A Casa Misteriosa

COMO UM MAÇOM DE SÃO FRANCISCO RESOLVEU UM MISTÉRIO IMOBILIÁRIO — E UM SEGREDO LITERÁRIO.

By Lindsey J. Smith

A vida de William Arney deu uma guinada no dia em que comprou seu chapéu cinza. Era novembro de 1981; a compra foi em comemoração à sua grande mudança para São Francisco, a cidade cinzenta e descolada. Três meses antes, ele havia chegado em uma passagem de ida de Illinois com nada mais do que suas duas malas e uma entrevista de emprego marcada.

Acontece que o fedora foi uma jogada inteligente; aquele inverno foi úmido. Arney combinou o chapéu com um casaco cinza, criando uma figura tão marcante pela cidade que um amigo sugeriu que ele começasse a ler os romances policiais de Dashiell Hammett. A dica repercutiu em Arney, que mergulhou nos dramas criminais clássicos do escritor de São Francisco, incluindo A Operação Continental, The Thin Man e Colheita Vermelha. Arney, agora membro da Marin Lodge Nº 191 e Califórnia nº 1, foi fisgado.

Um ano depois, ele se inscreveu para um passeio a pé com tema de Hammett no centro de São Francisco, visitando os locais da vida real descritos nas histórias mais famosas do romancista. O passeio parou do lado de fora do modesto prédio da Post Street, 891, onde o escritor morou de 1926 a 1929 e escreveu seus três primeiros romances, incluindo seu mais célebre, The Maltese Falcon. Ele não pensou muito nisso. Mas a memória do prédio ficou com Arney por mais de uma década, até uma noite em 1993, quando ele passou pela esquina em um táxi e notou uma placa de “Aluga-se” na janela.

Fale sobre a antecipação. Arney, já um fanático por Hammett, estava zumbindo. Mas ele precisava saber se a unidade disponível era realmente a do grande escritor. As cartas de Hammett da época trazem o endereço do remetente de 891 Post Street, mas nunca listaram um número de apartamento específico. Então, como um sapato de borracha da agência de detetives Continental Op, Arney começou a procurar pistas. Primeiro ele se virou para sua cópia bem manuseada de The Maltese Falcon, no qual o protagonista, o detetive Sam Spade, vive em um apartamento que se acredita ter sido inspirado no próprio Hammett. Arney, um arquiteto de profissão, esboçou um layout do apartamento de Spade com base nas descrições do livro, principalmente em três cenas principais. Então ele comparou aqueles com uma planta do edifício de 1917.

Os planos que encontrou não eram muito detalhados, mas continham o projeto original do banheiro.

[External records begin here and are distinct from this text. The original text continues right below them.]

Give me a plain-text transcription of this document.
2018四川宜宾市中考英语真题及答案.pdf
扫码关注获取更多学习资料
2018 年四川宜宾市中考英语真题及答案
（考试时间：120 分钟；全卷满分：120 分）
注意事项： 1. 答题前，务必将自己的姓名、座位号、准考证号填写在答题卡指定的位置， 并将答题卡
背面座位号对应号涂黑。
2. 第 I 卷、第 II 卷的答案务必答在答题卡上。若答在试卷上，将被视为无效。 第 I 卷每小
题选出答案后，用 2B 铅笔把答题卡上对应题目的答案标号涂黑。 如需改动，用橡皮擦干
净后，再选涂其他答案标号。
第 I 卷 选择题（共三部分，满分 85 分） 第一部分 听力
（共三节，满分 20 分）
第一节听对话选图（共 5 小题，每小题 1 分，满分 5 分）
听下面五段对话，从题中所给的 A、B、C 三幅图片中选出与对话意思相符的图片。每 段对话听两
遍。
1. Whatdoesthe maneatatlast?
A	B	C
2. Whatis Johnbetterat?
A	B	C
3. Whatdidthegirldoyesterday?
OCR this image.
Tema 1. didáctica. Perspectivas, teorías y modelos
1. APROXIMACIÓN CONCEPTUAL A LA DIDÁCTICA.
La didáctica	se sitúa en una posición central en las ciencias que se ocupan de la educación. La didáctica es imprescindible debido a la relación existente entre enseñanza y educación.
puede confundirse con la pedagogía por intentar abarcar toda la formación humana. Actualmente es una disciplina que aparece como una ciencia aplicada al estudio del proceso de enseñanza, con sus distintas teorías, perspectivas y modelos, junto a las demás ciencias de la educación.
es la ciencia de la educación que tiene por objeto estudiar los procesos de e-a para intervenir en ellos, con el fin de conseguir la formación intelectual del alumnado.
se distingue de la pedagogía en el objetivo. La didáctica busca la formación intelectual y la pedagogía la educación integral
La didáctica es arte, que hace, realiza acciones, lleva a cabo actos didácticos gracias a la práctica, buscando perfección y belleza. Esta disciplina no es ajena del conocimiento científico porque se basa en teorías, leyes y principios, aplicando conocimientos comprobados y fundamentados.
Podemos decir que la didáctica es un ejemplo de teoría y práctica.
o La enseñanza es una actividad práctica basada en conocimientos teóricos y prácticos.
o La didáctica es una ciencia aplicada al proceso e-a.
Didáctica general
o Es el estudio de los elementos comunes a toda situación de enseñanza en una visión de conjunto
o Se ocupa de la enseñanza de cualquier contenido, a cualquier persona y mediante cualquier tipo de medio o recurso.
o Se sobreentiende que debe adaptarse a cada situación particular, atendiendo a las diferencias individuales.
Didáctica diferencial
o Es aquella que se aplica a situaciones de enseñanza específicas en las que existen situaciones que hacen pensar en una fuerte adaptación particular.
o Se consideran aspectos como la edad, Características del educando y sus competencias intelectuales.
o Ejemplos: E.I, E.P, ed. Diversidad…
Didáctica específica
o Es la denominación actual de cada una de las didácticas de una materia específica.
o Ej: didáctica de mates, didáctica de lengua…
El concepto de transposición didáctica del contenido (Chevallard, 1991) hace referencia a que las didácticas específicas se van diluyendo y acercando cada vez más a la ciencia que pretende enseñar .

The Maltese Falcon termina com uma cena icônica em que Spade procura a femme fatale, Brigid O'Shaughnessy, em busca de uma prova chave no banheiro de seu apartamento:

Sentou-se ao lado da banheira observando-a e a porta aberta. Nenhum som veio da sala de estar... Colocou as pistolas no assento da privada e, de frente para a porta, ajoelhou-se... Não encontrou a nota de mil dólares. Quando ele terminou, ele se levantou segurando as roupas dela em suas mãos para ela. "Obrigado", disse ele. "Agora eu sei."

Para Arney, isso era uma informação crucial: a sala tinha um formato tal que Spade podia sentar na beirada da banheira, ao alcance do assento do vaso sanitário, e ainda deixar espaço suficiente para O'Shaughnessy ficar entre ele e a porta. “Apenas com esses critérios, consegui eliminar quase todos os apartamentos do prédio”, diz ele.

Excepto um. O apartamento 401, a própria unidade para alugar, no canto noroeste do prédio, se encaixava na conta. Também tinha outras peculiaridades reveladoras, como uma curva de 90 graus no corredor mencionado anteriormente no romance. Ao todo, o apartamento era um minúsculo 300 pés quadrados. Não importa. Arney se mudou.

Quanto mais de perto olhava, mais Arney encontrava pistas sobre o passado literário do apartamento. Semanas depois de assinar o contrato, Arney lascou um pouco de tinta do batente da porta. Por baixo estava o detalhamento de madeira envernizada original do apartamento, que provou ser fácil de remover. Arney começou a restaurar meticulosamente o apartamento ao seu original. Ele retocou o piso, instalou uma porta vintage de vidro e madeira que encontrou no porão, comprou uma cama embutida e mobiliou a unidade com outras peças da década de 1920. Ele até criou um compartimento secreto no chão embaixo da mesa. “Teria sido um ótimo lugar para uma arma – ou um manuscrito inacabado”, diz Arney.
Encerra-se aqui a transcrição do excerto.